Now that I’m a month into my new role at work, the initial anxiety has eased and I’m slowly but definitely settling down in my new job. With a change in responsibilities, it’s inevitable that many friends and colleagues have been asking if I’m coping well with my new portfolio. There’s no denying that I am certainly in a better place and that I am finally getting a sense of job satisfaction. After all, nobody should work in a job that they dislike (in theory). Sure, my current position isn’t my ideal dream job (yet, does this dream job ever exists?) but it provides me with the appropriate skill set that I need in order to pursue a career in the long run. Grateful for this opportunity to learn and grow and not simply exist in the company.

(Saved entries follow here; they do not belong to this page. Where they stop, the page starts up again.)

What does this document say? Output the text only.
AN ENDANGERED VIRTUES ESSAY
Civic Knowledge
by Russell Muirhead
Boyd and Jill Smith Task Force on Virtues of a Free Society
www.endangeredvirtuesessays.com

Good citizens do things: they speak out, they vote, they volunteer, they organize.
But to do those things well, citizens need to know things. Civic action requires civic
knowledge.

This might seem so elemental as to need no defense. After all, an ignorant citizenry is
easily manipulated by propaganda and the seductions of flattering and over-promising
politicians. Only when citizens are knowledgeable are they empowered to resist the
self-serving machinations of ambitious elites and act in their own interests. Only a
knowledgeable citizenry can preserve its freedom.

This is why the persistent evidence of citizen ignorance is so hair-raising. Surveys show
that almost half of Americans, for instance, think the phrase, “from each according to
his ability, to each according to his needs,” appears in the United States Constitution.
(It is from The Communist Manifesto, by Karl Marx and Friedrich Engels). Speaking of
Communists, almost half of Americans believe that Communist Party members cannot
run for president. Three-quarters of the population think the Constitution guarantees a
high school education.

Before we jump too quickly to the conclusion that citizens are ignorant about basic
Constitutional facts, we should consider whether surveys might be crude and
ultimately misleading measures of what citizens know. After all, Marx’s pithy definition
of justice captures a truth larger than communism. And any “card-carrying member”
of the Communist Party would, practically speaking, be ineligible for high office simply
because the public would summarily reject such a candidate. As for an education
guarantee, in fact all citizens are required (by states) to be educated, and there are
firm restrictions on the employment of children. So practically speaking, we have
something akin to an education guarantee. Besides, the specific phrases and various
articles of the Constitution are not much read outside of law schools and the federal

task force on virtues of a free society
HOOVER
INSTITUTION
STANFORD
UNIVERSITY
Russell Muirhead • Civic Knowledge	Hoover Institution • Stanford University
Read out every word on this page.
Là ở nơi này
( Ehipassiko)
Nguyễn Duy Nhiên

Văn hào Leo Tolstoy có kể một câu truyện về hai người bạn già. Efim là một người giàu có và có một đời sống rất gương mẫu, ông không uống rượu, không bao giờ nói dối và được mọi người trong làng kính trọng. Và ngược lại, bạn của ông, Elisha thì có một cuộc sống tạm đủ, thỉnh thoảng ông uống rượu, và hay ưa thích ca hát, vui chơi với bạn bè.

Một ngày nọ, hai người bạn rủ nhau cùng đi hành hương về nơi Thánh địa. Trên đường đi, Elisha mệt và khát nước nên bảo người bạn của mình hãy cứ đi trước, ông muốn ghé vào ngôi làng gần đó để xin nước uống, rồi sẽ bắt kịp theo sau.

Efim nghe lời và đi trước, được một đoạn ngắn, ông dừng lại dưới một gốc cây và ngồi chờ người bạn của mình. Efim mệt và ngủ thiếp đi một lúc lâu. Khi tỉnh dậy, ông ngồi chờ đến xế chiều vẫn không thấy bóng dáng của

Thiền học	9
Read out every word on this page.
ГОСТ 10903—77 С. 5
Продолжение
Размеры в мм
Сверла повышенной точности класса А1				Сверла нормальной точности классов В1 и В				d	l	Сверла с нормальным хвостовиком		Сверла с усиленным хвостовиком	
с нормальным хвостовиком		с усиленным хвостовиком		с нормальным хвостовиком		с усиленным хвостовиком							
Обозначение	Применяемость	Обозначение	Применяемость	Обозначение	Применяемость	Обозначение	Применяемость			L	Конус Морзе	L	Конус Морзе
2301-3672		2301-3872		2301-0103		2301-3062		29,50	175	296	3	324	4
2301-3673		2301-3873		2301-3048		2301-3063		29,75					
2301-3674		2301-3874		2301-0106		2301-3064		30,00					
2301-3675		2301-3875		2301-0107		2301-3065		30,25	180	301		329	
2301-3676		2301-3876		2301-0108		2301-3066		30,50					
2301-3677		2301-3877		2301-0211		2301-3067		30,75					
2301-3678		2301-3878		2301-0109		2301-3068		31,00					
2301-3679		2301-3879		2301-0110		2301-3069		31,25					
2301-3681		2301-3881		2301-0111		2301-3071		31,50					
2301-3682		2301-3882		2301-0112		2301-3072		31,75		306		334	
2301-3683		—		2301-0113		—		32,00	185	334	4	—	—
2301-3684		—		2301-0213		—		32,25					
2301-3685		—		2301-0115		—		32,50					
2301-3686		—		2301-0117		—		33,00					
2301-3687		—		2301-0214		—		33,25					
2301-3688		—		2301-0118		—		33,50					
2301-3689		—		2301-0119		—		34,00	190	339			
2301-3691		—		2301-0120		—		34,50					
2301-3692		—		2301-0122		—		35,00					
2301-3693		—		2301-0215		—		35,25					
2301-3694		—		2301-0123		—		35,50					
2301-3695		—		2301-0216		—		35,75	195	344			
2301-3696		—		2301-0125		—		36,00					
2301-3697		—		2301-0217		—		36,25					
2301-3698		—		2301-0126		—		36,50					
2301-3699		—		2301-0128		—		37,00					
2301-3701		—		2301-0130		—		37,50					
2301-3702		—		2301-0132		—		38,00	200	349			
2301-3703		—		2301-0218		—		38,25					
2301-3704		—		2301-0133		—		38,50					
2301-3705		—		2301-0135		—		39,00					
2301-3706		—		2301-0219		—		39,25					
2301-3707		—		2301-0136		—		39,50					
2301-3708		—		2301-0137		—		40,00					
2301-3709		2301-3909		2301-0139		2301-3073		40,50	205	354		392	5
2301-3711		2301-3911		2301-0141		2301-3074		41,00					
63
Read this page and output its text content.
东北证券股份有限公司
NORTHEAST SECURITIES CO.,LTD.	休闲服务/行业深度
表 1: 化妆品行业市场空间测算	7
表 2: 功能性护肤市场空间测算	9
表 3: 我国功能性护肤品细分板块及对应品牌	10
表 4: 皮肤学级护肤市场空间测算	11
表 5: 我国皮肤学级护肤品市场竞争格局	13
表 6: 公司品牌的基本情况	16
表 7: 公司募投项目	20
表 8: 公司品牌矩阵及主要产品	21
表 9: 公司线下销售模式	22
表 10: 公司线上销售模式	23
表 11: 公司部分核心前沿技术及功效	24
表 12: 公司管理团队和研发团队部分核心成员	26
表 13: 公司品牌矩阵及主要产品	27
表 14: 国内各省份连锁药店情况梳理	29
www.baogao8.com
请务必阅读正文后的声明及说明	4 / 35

Having said that, I was recently hit by the age old dilemma of money vs satisfaction. Of late, a handful of my peers have received relatively good pay increment – be it through a change of jobs or a promotion – and while I do earn a decent amount, I cannot help but feel that I need to “up” my game in order to “catch up”. Our society has always associate success at work to a higher paycheck and the competitive streak in me has made it difficult for me to let go of the predisposed fear of “losing out”.
Time and again, I try to convince myself that work is not and should not revolve around money. Had money been the main motivation, I should have gone into sales or property, both of which are lucrative industries for making big bucks. But I know, at the end of the day, that’s not what I want. It’s an internal battle that I’ve been struggling with – The pressure to meet the societal standard of “being successful”. This is particularly so when relatives/people from the older generation start comparing the salaries and job status of their children among one another. Oh my god. I bet this is a typical scenario that many of you have faced, especially during family gatherings! On this note, I must admit that I’m very blessed to have cool parents who do not engage in such conversations so it does take the pressure off me to live up to the expectations of parents.
I read from somewhere that money and success cannot remain elusive. Of course, it will be perfect if I am able to find the common ground between making money and finding job satisfaction. However, more importantly, I will need to stop inflicting unnecessary pressure on myself and learn to let go of this self-imposed fear of “losing out”. For this fear might possibly permeate into the other aspects of my life. Then, it will be even harder for me to get out of this “trap”.